Prima 'i parrari, mastica 'i paroli. L'adagio siciliano che invita a riflettere bene prima di parlare, secondo i detrattori del candidato governatore di Pd e Udc Rosario Crocetta ben si adatta a colui che si autocelebra icona della lotta a Cosa nostra senza aver mai fatto fino in fondo i conti con talune frequentazioni imbarazzanti. Non ha mai chiarito, ad esempio, perché, quand'era sindaco a Gela, votò la delibera di giunta del 27 luglio 2005 su «Progetto cantieri di servizio» che portò la moglie (milionaria) del superboss latitante Daniele Emmanuello nelle liste del reddito minimo comunale.

La donna, Virginia Di Fede, lavorò prima nell'ufficio del vicesindaco e poi con l'assessore all'Ecologia per 800 euro al mese, ma solo dopo che cominciò a girare la voce e a circolare una informativa di polizia Crocetta, di fatto, la cacciò con tanto di conferenza stampa beccandosi gli improperi del suocero del boss, vecchio comunista. Il Comune di Gela venne conquistato nel 2002 con soli 300 voti di vantaggio e in quella campagna elettorale Crocetta faceva coppia fissa con un tipo poco raccomandabile: Emanuele Celona.

A scriverlo, in una informativa indirizzata alla Dda di Caltanissetta, fu l'allora vicequestore Antonio Malafarina che indagava su presunte minacce di stampo mafioso nei confronti di Crocetta: «Va rilevato che la campagna elettorale del Crocetta sarebbe stata in parte condotta da Celona Emanuele, oggi collaborante, esponente di Cosa Nostra, appartenente alla cosca mafiosa degli Emanuello, più volte notato in compagnia del Crocetta che frequentava la libreria del Celona il quale avrebbe reso dichiarazioni in merito a tale supporto elettorale».

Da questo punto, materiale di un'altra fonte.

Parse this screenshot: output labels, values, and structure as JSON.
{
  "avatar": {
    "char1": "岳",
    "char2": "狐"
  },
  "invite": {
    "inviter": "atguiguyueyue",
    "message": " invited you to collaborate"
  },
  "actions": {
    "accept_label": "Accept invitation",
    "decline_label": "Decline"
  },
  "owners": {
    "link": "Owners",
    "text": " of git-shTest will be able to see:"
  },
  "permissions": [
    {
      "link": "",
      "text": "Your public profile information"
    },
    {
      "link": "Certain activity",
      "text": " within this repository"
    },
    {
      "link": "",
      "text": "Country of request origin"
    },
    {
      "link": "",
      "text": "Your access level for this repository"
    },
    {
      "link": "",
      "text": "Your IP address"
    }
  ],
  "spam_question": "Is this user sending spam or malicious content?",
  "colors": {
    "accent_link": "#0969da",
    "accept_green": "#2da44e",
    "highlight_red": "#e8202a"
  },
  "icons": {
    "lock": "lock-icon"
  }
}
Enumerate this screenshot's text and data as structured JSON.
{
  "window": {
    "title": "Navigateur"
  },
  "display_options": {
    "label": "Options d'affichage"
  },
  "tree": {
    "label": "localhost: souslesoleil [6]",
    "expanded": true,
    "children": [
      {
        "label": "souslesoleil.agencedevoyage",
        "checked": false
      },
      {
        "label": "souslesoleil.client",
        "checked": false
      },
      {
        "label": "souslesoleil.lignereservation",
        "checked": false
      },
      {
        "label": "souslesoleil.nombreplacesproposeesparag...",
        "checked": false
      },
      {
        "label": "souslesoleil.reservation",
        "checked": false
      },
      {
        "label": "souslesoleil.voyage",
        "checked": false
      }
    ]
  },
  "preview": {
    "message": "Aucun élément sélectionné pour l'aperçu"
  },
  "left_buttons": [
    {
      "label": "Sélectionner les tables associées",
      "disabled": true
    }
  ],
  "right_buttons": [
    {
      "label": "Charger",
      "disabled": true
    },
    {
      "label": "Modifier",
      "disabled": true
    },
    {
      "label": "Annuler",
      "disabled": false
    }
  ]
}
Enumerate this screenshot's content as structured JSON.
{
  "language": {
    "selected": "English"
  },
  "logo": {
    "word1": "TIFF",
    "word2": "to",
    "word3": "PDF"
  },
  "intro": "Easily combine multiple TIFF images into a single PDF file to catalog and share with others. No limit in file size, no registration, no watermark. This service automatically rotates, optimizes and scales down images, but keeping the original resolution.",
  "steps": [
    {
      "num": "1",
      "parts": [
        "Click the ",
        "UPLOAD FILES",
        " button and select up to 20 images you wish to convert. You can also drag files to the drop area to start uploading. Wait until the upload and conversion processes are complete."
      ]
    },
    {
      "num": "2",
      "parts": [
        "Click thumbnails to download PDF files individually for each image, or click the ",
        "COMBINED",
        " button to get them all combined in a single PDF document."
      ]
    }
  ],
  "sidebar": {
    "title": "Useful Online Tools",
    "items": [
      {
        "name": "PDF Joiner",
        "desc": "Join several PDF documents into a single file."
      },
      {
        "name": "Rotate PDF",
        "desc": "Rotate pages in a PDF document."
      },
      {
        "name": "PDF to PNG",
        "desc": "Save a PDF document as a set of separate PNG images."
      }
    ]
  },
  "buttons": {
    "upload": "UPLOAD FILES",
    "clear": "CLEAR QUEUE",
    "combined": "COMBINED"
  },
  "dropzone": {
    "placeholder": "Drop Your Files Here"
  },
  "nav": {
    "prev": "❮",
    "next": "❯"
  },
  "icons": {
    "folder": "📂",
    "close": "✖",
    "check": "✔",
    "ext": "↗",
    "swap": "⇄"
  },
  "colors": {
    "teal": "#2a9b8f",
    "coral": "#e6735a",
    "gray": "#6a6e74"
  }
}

Secondo Malafarina, le intimidazioni a Crocetta potevano «trovare il loro presupposto in delicati equilibri di potere mafioso». Il buffo della storia è che se oggi Crocetta vincerà le elezioni, prossimamente il superpoliziotto Malafarina potrebbe diventare suo assessore. Il candidato governatore lo ha voluto nel suo listino e lui ha accettato perché Crocetta ha spiegato Malafarina «si è schierato a viso aperto e pubblicamente contro mafiosi, politici corrotti e malaffare rischiando la vita». Su questa inusuale frequentazione la battagliera senatrice Pdl Simona Vicari ha scritto alla figlia del giudice Borsellino, Lucia, assessore in pectore del candidato alle prossime elezioni scatenando un putiferio.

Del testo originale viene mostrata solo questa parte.